Diablo’s expression hardened. “If they already have it, there isn’t anything we can do to stop Regis.”
“I can at least figure out if anything was taken.”
“And then what? Did the Handmaiden keep security cameras in her room?” Diablo snorted as if that was the most ridiculous thing in the world. “You have no way of knowing who to go after. You can’t stop them.”
“Won’t know if I don’t try.” Grey stood and headed to the door leading onto the patio. God, this was a terrible idea, but doing nothing wasn’t an option.
Diablo grabbed his glass and strode to the bar. “Won’t be able to try from prison.”
Grey pressed his hands to the misted glass door and drew in a steadying breath before summoning a gate to Court.
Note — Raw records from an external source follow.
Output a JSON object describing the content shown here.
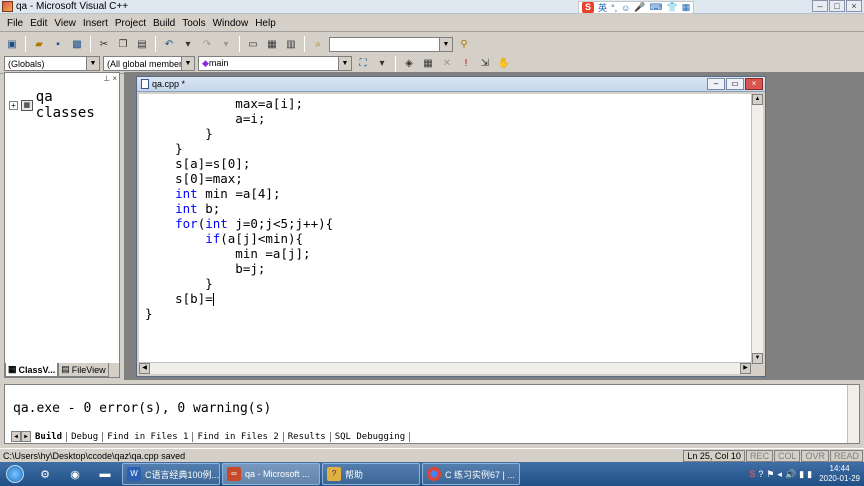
{
  "window": {
    "title": "qa - Microsoft Visual C++"
  },
  "ime": {
    "lang": "英",
    "items": [
      "°,",
      "☺",
      "🎤",
      "⌨",
      "👕",
      "▦"
    ]
  },
  "menu": {
    "items": [
      "File",
      "Edit",
      "View",
      "Insert",
      "Project",
      "Build",
      "Tools",
      "Window",
      "Help"
    ]
  },
  "wizardbar": {
    "scope": "(Globals)",
    "filter": "(All global members",
    "function": "main"
  },
  "workspace": {
    "root_label": "qa classes",
    "tabs": [
      "ClassV...",
      "FileView"
    ]
  },
  "editor": {
    "file_title": "qa.cpp *",
    "lines": [
      [
        [
          "",
          "            max=a[i];"
        ]
      ],
      [
        [
          "",
          "            a=i;"
        ]
      ],
      [
        [
          "",
          "        }"
        ]
      ],
      [
        [
          "",
          "    }"
        ]
      ],
      [
        [
          "",
          "    s[a]=s[0];"
        ]
      ],
      [
        [
          "",
          "    s[0]=max;"
        ]
      ],
      [
        [
          "kw",
          "    int"
        ],
        [
          "",
          " min =a[4];"
        ]
      ],
      [
        [
          "kw",
          "    int"
        ],
        [
          "",
          " b;"
        ]
      ],
      [
        [
          "kw",
          "    for"
        ],
        [
          "",
          "("
        ],
        [
          "kw",
          "int"
        ],
        [
          "",
          " j=0;j<5;j++){"
        ]
      ],
      [
        [
          "kw",
          "        if"
        ],
        [
          "",
          "(a[j]<min){"
        ]
      ],
      [
        [
          "",
          "            min =a[j];"
        ]
      ],
      [
        [
          "",
          "            b=j;"
        ]
      ],
      [
        [
          "",
          "        }"
        ]
      ],
      [
        [
          "",
          "    s[b]="
        ]
      ],
      [
        [
          "",
          "}"
        ]
      ]
    ]
  },
  "output": {
    "text": "qa.exe - 0 error(s), 0 warning(s)",
    "tabs": [
      "Build",
      "Debug",
      "Find in Files 1",
      "Find in Files 2",
      "Results",
      "SQL Debugging"
    ]
  },
  "status": {
    "message": "C:\\Users\\hy\\Desktop\\ccode\\qaz\\qa.cpp saved",
    "position": "Ln 25, Col 10",
    "flags": [
      "REC",
      "COL",
      "OVR",
      "READ"
    ]
  },
  "taskbar": {
    "buttons": [
      "C语言经典100例...",
      "qa - Microsoft ...",
      "帮助",
      "C 练习实例67 | ..."
    ],
    "time": "14:44",
    "date": "2020-01-29"
  }
}
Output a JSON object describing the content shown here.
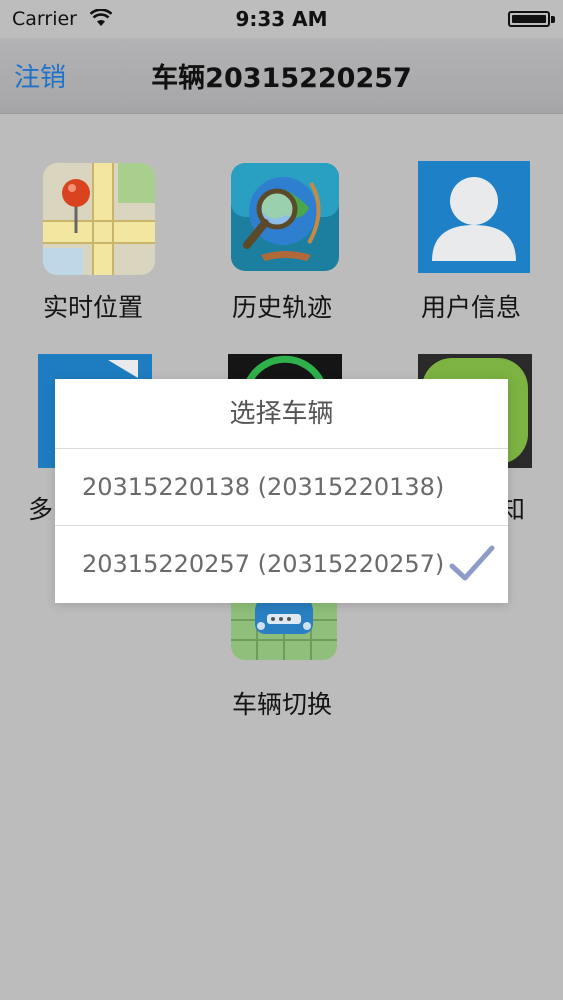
{
  "status_bar": {
    "carrier": "Carrier",
    "time": "9:33 AM",
    "wifi_icon": "wifi-icon",
    "battery_icon": "battery-icon"
  },
  "nav": {
    "logout_label": "注销",
    "title": "车辆20315220257"
  },
  "grid": {
    "items": [
      {
        "label": "实时位置",
        "icon": "map-pin-icon"
      },
      {
        "label": "历史轨迹",
        "icon": "globe-magnifier-icon"
      },
      {
        "label": "用户信息",
        "icon": "user-icon"
      },
      {
        "label": "多",
        "icon": "document-icon"
      },
      {
        "label": "",
        "icon": "radar-icon"
      },
      {
        "label": "知",
        "icon": "green-app-icon"
      },
      {
        "label": "车辆切换",
        "icon": "car-switch-icon"
      }
    ]
  },
  "dialog": {
    "title": "选择车辆",
    "options": [
      {
        "text": "20315220138 (20315220138)",
        "selected": false
      },
      {
        "text": "20315220257 (20315220257)",
        "selected": true
      }
    ],
    "check_icon": "checkmark-icon"
  },
  "colors": {
    "accent": "#1e73c9",
    "background": "#bdbcbd",
    "check": "#8e9bc9"
  }
}
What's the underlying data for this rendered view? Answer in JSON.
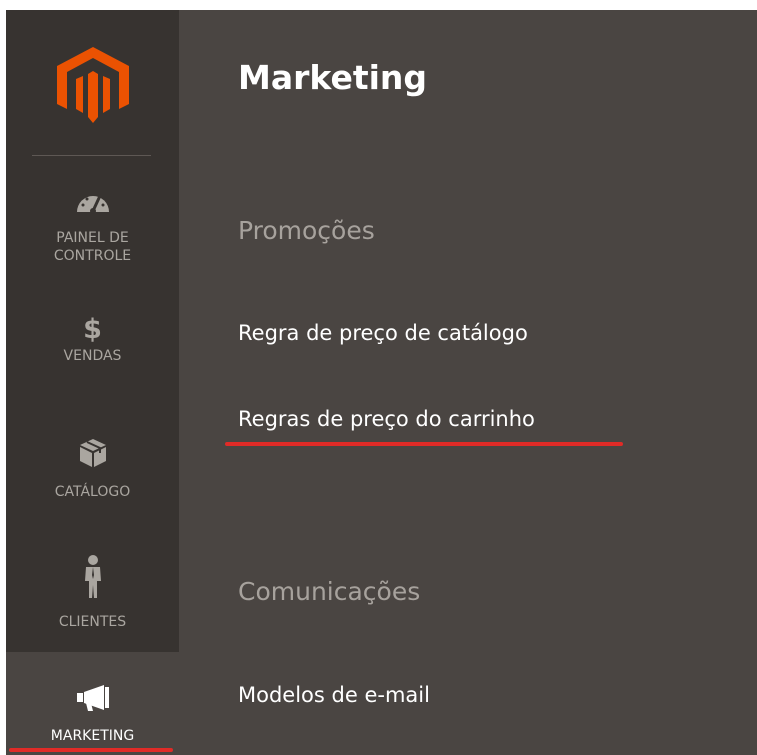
{
  "sidebar": {
    "logo_icon": "magento-logo-icon",
    "items": [
      {
        "label": "PAINEL DE\nCONTROLE",
        "icon": "dashboard-gauge-icon"
      },
      {
        "label": "VENDAS",
        "icon": "dollar-icon",
        "glyph": "$"
      },
      {
        "label": "CATÁLOGO",
        "icon": "box-icon"
      },
      {
        "label": "CLIENTES",
        "icon": "person-icon"
      },
      {
        "label": "MARKETING",
        "icon": "megaphone-icon",
        "active": true
      }
    ]
  },
  "flyout": {
    "title": "Marketing",
    "sections": [
      {
        "title": "Promoções",
        "links": [
          "Regra de preço de catálogo",
          "Regras de preço do carrinho"
        ]
      },
      {
        "title": "Comunicações",
        "links": [
          "Modelos de e-mail"
        ]
      }
    ]
  },
  "colors": {
    "sidebar_bg": "#373330",
    "flyout_bg": "#4a4542",
    "logo_orange": "#eb5202",
    "highlight_red": "#e02b27",
    "muted_text": "#a7a29d"
  }
}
If he didn’t keep hold of his intended destination, his gate could move to his suite — on the opposite side of Court from the Handmaiden’s chambers — or worse, latch onto the magical anchor for Court’s official gate, depositing him at the feet of four of Regis’s guards. “If I don’t answer my phone in an hour, feel free to sneak into Court and break me out.”
“You wish.” Diablo poured himself another drink.
“Fine. Tell Anaea to tell Hunter to break me out.” Grey hissed his power word and summoned the gate. A pinprick of black flared to life, grew into a devouring man-sized vortex, and he stepped through.
The world twisted. For a split second neither up nor down existed, then his foot hit something hard and the hall outside the Handmaiden’s chamber door appeared. It was a plain granite passage — walls, floor, and ceiling — filled with a magical light from a source Grey had never been able to pinpoint, just like all the other plain granite passages in Court.
A hint of fog, the threat that his memories were going to overwhelm him, danced over his sight. He clenched his jaw, straining to stay connected with the present. But the hall looked like all the other halls from the beginning of the creation of Court, and for a second he didn’t know where or when he was.
Someone cleared his throat, drawing Grey’s attention to a dragon at the end of the hall. Tobias. A drake in a muscular human body large enough to challenge Grey’s northern Crusader. He had a wide, strong black aura, revealing he was old enough to remember the Great Scourge.
This had to be present time…?
“Glad you decided to risk it.”
Yes, present time.
The chamberlain’s steely gaze darted over Grey’s, and his expression darkened even more.
“I know, I look like shit,” Grey said. “Let’s move on.”
“Sure.” Tobias stepped aside and pointed at the Handmaiden’s door. It stood ajar and the lock had been broken as if it hadn’t been magically enspelled shut.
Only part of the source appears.